In true Markovian fashion, each aimless buoy's next turn is an independent event from every other movement it has made in the past, researchers said.
The buoys were then placed on a grid with more than 3,000 virtual squares to simulate where plane debris would float to.
"Surprisingly, after more than three years, there is only a handful of confirmed debris recovered from the airplane," said Philippe Miron from University of Miami.
"This increases the errors of the model," said Miron, the lead author on the paper based on the research.
Seasonal variation in the Indian Ocean also required the team to develop three separate models to accurately predict debris movement during the protracted search effort.
"The monsoon in the Indian Ocean has important effects on the circulation of the region," Miron said in a statement.

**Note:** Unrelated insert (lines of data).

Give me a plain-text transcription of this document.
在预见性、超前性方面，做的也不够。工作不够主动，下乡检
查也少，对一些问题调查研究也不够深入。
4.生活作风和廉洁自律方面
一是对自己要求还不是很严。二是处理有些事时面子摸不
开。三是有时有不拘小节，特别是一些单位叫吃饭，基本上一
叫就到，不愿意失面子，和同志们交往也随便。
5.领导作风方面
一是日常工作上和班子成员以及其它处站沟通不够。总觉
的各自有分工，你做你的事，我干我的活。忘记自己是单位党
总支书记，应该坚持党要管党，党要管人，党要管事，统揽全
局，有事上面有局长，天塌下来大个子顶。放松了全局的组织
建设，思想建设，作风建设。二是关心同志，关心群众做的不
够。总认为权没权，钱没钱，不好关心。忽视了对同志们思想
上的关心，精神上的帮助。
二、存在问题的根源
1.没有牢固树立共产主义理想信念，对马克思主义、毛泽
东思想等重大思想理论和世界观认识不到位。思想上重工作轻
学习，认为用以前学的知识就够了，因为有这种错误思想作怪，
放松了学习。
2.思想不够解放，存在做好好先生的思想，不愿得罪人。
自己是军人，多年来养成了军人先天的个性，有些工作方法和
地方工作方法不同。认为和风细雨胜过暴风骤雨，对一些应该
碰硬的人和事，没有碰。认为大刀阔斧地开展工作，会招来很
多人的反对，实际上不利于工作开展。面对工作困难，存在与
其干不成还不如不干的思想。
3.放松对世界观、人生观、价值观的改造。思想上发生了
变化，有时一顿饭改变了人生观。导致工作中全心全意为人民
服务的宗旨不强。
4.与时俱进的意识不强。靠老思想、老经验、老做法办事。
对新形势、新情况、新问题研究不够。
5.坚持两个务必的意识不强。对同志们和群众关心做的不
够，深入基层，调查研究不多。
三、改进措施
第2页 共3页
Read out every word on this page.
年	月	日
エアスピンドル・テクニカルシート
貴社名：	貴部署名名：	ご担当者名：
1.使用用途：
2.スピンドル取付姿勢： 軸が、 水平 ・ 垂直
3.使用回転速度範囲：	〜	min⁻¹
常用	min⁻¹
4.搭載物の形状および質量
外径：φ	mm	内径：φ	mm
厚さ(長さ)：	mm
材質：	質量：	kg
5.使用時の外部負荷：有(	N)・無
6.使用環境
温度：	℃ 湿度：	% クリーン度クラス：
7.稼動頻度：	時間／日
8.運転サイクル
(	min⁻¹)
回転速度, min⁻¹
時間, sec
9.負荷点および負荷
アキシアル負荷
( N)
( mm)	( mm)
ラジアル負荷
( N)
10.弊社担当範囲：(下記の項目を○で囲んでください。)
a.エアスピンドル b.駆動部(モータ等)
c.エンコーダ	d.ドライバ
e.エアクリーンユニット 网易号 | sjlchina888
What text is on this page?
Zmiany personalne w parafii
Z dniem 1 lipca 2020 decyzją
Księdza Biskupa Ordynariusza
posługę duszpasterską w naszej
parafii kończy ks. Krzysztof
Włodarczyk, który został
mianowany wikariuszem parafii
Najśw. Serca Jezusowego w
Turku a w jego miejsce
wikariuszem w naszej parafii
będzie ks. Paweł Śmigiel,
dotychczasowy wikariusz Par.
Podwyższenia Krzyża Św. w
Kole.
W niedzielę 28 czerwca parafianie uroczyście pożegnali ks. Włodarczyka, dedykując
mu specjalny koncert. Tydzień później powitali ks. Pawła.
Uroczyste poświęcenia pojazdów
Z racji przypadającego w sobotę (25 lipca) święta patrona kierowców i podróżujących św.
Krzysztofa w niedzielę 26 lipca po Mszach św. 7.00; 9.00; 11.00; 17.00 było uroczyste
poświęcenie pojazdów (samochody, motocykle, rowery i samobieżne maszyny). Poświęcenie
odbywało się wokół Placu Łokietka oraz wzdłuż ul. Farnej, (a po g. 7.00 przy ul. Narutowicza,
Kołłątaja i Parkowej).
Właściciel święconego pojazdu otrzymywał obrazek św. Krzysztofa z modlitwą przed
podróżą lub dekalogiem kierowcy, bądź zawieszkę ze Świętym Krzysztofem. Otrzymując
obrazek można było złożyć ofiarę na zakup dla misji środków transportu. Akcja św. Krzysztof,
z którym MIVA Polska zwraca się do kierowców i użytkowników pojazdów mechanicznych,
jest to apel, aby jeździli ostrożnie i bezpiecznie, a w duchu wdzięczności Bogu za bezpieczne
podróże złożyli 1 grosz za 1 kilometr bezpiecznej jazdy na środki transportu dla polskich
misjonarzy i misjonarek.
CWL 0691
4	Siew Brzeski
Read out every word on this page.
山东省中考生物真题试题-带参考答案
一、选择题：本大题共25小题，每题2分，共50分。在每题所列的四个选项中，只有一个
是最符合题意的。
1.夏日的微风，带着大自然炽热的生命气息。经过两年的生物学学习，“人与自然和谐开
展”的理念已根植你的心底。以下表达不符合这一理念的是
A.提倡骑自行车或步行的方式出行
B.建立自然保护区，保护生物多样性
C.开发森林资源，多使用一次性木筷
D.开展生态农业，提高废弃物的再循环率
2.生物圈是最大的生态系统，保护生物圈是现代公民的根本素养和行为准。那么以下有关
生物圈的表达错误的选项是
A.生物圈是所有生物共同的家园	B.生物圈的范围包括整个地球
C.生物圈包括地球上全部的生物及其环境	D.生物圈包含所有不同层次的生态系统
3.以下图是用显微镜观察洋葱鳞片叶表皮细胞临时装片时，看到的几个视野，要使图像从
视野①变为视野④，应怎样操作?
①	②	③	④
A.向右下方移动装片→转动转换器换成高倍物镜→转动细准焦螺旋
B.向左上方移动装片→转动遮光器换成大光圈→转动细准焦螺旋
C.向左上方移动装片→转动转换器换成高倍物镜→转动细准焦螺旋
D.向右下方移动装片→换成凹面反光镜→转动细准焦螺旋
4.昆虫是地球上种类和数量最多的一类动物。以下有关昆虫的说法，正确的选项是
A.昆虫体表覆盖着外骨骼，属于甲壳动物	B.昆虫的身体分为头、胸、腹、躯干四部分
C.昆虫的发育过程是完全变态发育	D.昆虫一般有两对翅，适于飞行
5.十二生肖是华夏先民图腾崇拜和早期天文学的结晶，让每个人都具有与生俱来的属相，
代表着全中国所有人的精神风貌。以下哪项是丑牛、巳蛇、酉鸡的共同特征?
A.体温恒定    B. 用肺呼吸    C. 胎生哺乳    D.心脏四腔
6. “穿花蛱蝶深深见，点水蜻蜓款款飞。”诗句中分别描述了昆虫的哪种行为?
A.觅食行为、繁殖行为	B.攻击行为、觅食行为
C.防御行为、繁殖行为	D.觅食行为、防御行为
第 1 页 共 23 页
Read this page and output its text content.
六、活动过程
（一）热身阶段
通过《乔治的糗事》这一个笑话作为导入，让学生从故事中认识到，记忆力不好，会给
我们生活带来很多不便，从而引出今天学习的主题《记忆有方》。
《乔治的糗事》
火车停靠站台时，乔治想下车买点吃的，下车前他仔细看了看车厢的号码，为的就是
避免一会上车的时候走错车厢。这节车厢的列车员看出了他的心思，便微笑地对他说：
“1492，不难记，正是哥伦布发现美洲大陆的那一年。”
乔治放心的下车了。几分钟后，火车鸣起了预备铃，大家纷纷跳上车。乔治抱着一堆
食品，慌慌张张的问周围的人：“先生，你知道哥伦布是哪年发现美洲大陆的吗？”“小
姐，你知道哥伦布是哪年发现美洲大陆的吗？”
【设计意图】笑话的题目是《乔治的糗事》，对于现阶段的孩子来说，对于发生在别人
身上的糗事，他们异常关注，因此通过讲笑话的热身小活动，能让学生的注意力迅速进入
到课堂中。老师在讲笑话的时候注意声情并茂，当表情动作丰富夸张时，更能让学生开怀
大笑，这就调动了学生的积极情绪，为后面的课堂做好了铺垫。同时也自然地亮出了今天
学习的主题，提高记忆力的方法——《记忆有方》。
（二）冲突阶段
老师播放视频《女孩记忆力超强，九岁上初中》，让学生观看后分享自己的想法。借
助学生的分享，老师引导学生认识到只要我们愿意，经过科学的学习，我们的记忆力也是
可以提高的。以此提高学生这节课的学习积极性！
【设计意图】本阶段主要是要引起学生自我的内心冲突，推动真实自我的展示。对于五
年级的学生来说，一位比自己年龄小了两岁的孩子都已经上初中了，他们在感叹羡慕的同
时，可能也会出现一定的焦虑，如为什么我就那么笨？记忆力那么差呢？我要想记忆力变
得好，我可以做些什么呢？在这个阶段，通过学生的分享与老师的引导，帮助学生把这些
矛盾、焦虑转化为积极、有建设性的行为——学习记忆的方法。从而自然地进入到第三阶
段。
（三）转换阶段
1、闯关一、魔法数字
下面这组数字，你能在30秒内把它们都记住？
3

After the analysis, the team's estimated search area was from 33 to 17 degrees south latitude along the arc of the last satellite to contact the downed plane, whose northern edge has remained largely unscrutinised.
Miron said he hopes the group's approach will encourage future efforts to deploy more trackable devices in the ocean to provide more data to solve similarly vexing problems.
He looks to use mathematical models to further understand how drifting objects move in the ocean, including the flow of hydrocarbons following undersea oil spills.